Случается, что в этом возрасте — да и в другом тоже — вас вдруг до глубины души потрясает некое событие, чье значение для окружающих остается, так сказать, не видимо невооруженным глазом. Для меня настало время черного холодного отчаяния. Не знаю даже, видел ли я после этого Катрин, во всяком случае, она не приходила больше гулять среди могил. После того мгновения, когда, как мне показалось, я наконец настиг ее и когда она так решительно от меня ускользнула, я пережил несколько мучительных дней, я страдал, но вскоре перестал терзаться и даже сердиться на нее. Она вновь превратилась в сияющий и недоступный образ, каким долго была до того.
А через две недели их семья покинула город. Снова наглухо затворились ставни, и сад пришел в запустение. Как-то я услышал от отца: мсье Воронов получил назначение в Париж.
«Большой дом», дом сумасшедшей старухи, превратился для меня в «дом Катрин». И теперь, тридцать лет спустя, это тайное имя не изгладилось из моей памяти. Оно исчезнет только вместе со мной.
Мой отец всегда слушал радио, тесно прижавшись к нему, как иззябший бродяга к жаровне, теперь сквозь писк и треск радиопомех он ловил Лондон. Хватка войны становилась все жестче, и мы начинали голодать. Нужно было вставать на рассвете и отправляться на фермы, чтобы добыть хоть какое-то пропитание. Я сопровождал отца или Алису — думаю, для того чтобы своей чудовищной худобой разжалобить крестьян. Мы ехали на велосипедах вдоль канала, над которым низко нависали серые облака, у причалов чернели неподвижно замершие баржи, потом, миновав завод, мы сворачивали на проселочную дорогу, идущую по равнине в сторону Пана или Коркийруа. Это был самый богатый сельский район: необозримые темные поля, приземистые крепкие фермы, выстроенные четырехугольником, с купами деревьев. Вставало солнце, его лучи скользили по черным бороздам на полях, резкий зимний ветер вовсю хозяйничал по дорогам, холод пробирал нас до костей.
Алиса катила впереди на своем стареньком велосипеде, держась очень прямо, прижав локти к бокам. Она говорила:
— У меня предчувствие: сегодня мы что-нибудь да раздобудем! — Вероятно, такими словами она хотела заклясть судьбу, потому что частенько мы возвращались с пустыми руками.
Еще она чертила в воздухе какие-то магические знаки, сложив большой и указательный пальцы, и я подозреваю, что в кармане у нее лежали чудотворные амулеты. Впрочем, нет, их она приберегала для более важных случаев.
— Ты не замерз? — спрашивала она. — Давай-давай, крути педали, согреешься!
Я отпускал руль, я уже давно научился ездить так, и, расставив колени, сильно жал на педали, согревая дыханием закоченевшие пальцы.

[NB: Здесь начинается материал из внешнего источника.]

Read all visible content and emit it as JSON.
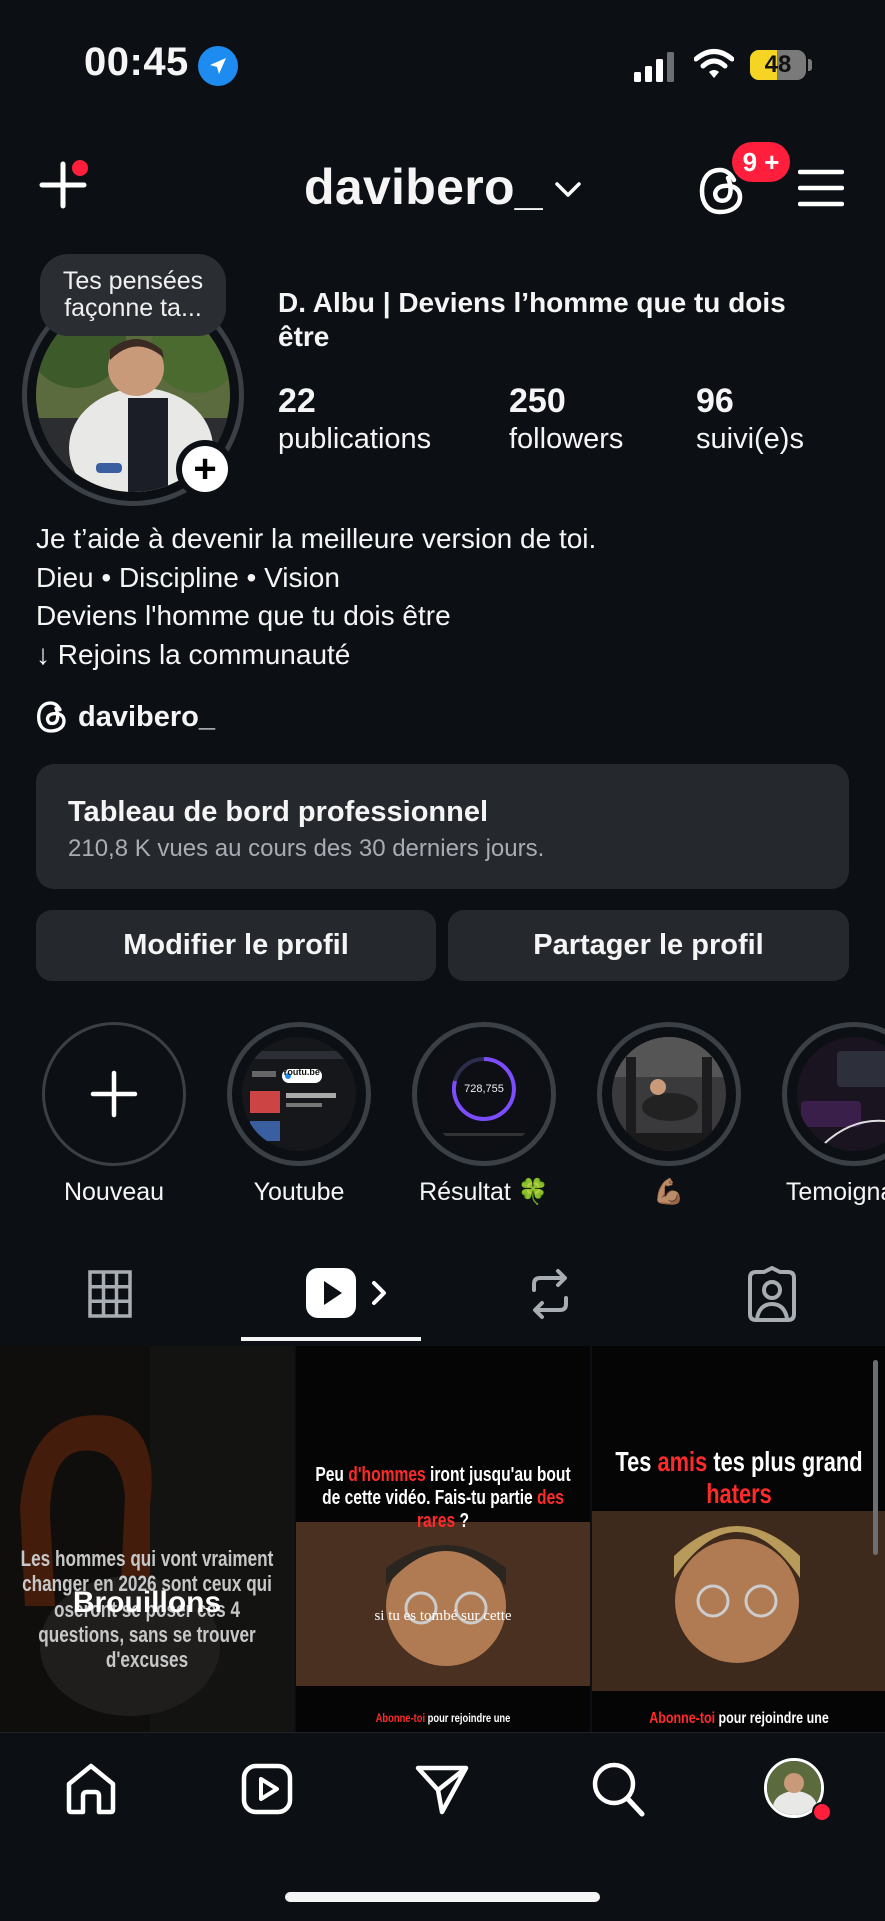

Туман понемногу рассеивался, воронье тучами носилось над полем.
— Похоже, это съедобно, — бормотала Алиса, с интересом глядя на птиц. — Только, наверное, жестковато. Разве если сварить…
Пища стала основным предметом наших разговоров, и я тоже подумывал о том, что похлебка из вороны с брюквой или земляными грушами, наверное, совсем не так уж плоха.
— А ну-ка, давай попытаем счастья на этой ферме!
Мы входили во двор, где злющие псы с глухим рычанием окружали и обнюхивали нас. Нужно было стоять неподвижно и говорить, успокаивая их звуком голоса. Мы и этому со временем научились.
Женщина в сабо и в фартуке приоткрывала дверь.
— Не найдется ли у вас немножко масла или несколько яиц? — вежливо спрашивала Алиса.
— Ах ты господи, да ничегошеньки не осталось!
— Может, хоть литр молока…
— То же самое, ни капли!
— А картошка? Или немного зерна?
— Да нету, ей-богу, ничего нету, горемыки вы мои!